- Born: Maria Carmen Juárez 1921 Parsons, Kansas, US
- Died: 1985 (aged 63–64)
- Known for: farmworker rights activism

= Maria Carmen Velásquez =

Maria Carmen Velásquez (born Maria Carmen Juárez; 1921 — 1985) was an American migrant worker activist based out of Marion, Grant County, Indiana. Born in Parsons, Kansas, she is known for work supporting migrants and farm laborers in Indiana and across the US. She initially began her farm worker advocacy work in Marion, Indiana with St. Paul's Catholic Church and the Third Order of St. Francis priests. In 1965 the Associated Migrant Opportunities Services, Inc. (AMOS) was formed through grants from the Office of Economic Opportunity, part of President Johnson’s War on Poverty initiative, and was incorporated by the Indiana Council of Churches, the Roman Catholic Archdioceses of Indianapolis, Lafayette, Gary, and Ft. Wayne South Bend. Velásquez served as the director of the AMOS Sub-East Office.

== Life ==
Maria Carmen Velásquez was born Maria Carmen Juárez in Parsons, Kansas, in 1921. She grew up in Chicago.
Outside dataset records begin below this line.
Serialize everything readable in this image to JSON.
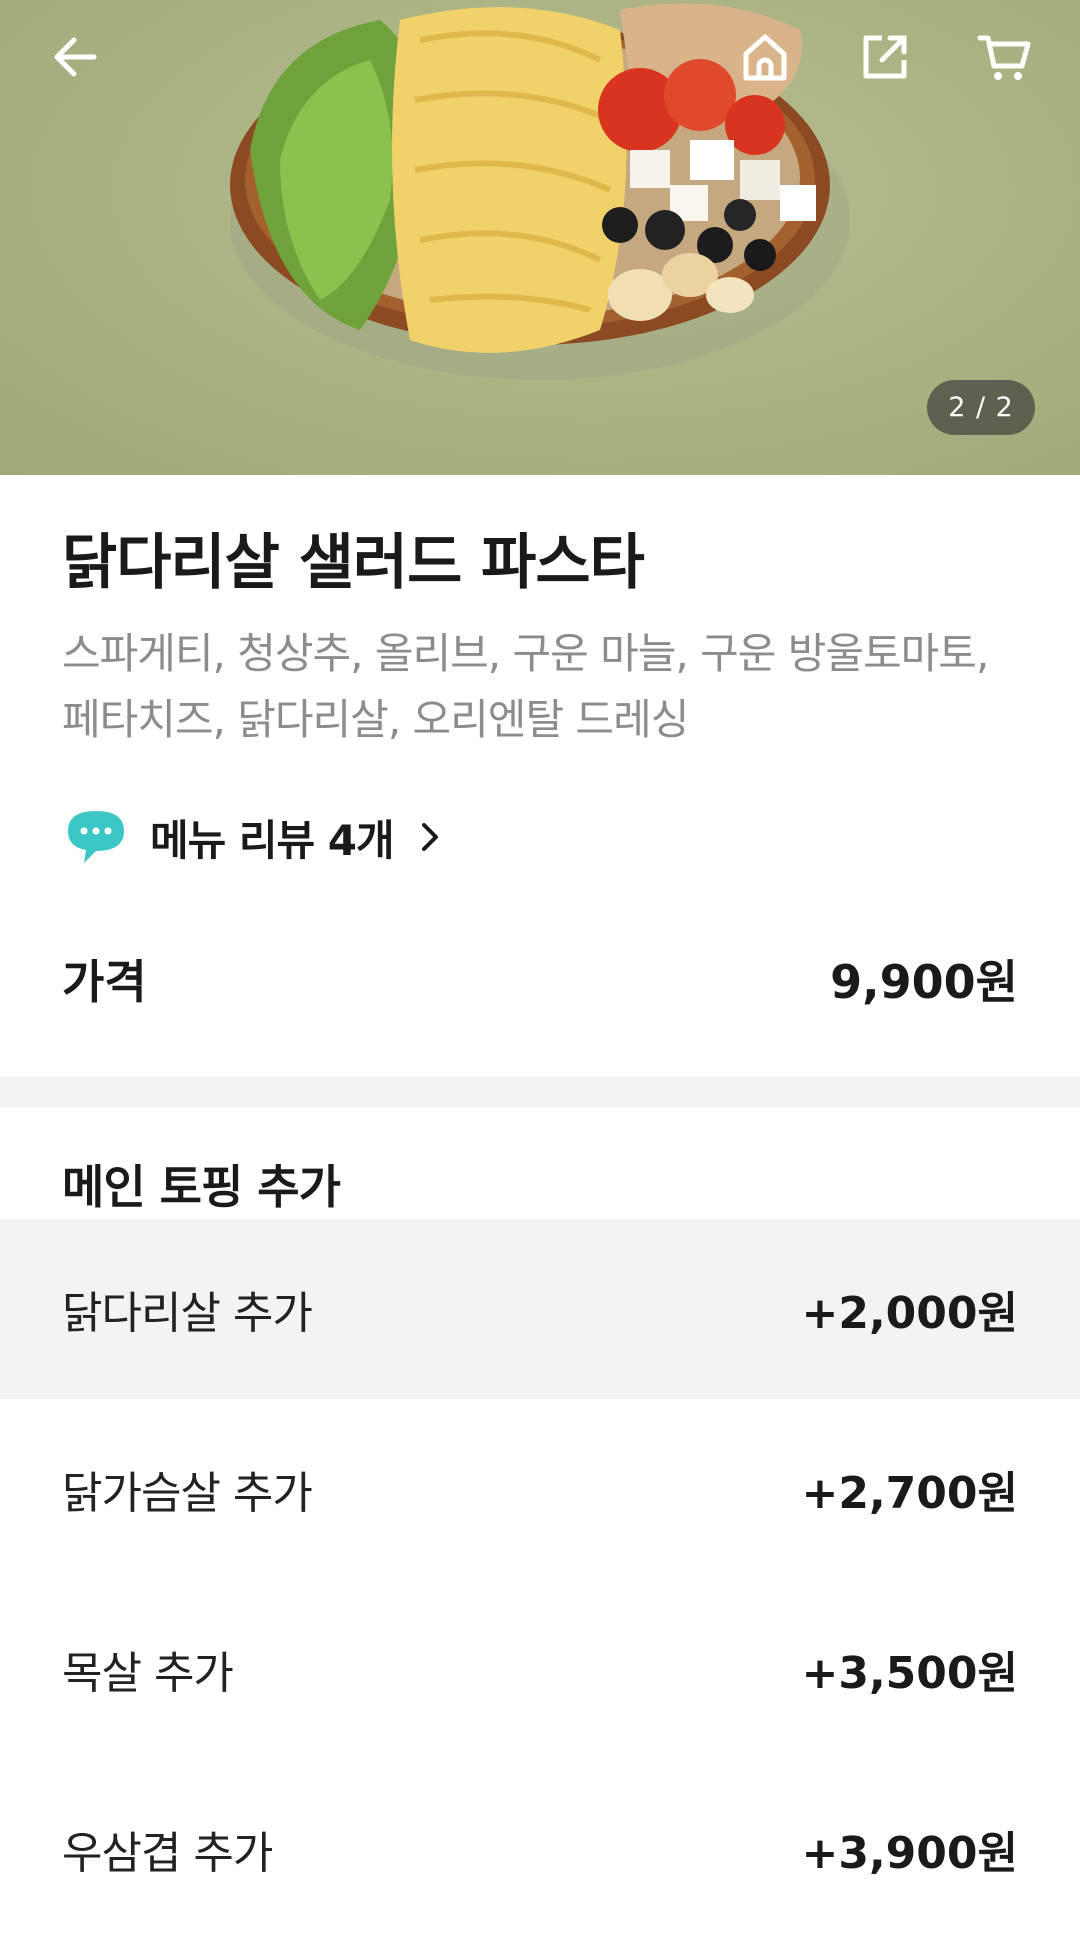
{
  "header": {
    "back_icon": "arrow-left-icon",
    "home_icon": "home-icon",
    "share_icon": "share-icon",
    "cart_icon": "cart-icon"
  },
  "gallery": {
    "counter": "2 / 2"
  },
  "product": {
    "title": "닭다리살 샐러드 파스타",
    "description": "스파게티, 청상추, 올리브, 구운 마늘, 구운 방울토마토, 페타치즈, 닭다리살, 오리엔탈 드레싱",
    "review_label": "메뉴 리뷰 4개",
    "price_label": "가격",
    "price_value": "9,900원"
  },
  "toppings": {
    "section_title": "메인 토핑 추가",
    "options": [
      {
        "name": "닭다리살 추가",
        "price": "+2,000원"
      },
      {
        "name": "닭가슴살 추가",
        "price": "+2,700원"
      },
      {
        "name": "목살 추가",
        "price": "+3,500원"
      },
      {
        "name": "우삼겹 추가",
        "price": "+3,900원"
      }
    ]
  },
  "colors": {
    "accent": "#3cc6c6",
    "divider": "#f2f3f5",
    "highlight": "#f3f3f3"
  }
}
Maria Carmen married Albert Velasquez in 1941 and in 1947 they moved to Fairmount, Indiana. Her husband Albert was a POW in France during WWII. She visited migrant camps in the Grant County, Indiana, area. She helped found the Associated Migrant Opportunity Services, Inc. in 1965.
AMOS had offices across Indiana. Maria Carmen served as the director of the AMOS Sub-East Office.

In 2021, a black and white mural of Velásquez’s face was painted on an exterior wall of the Grant County Rescue Mission, part of a civic project to maintain the legacy of important local women.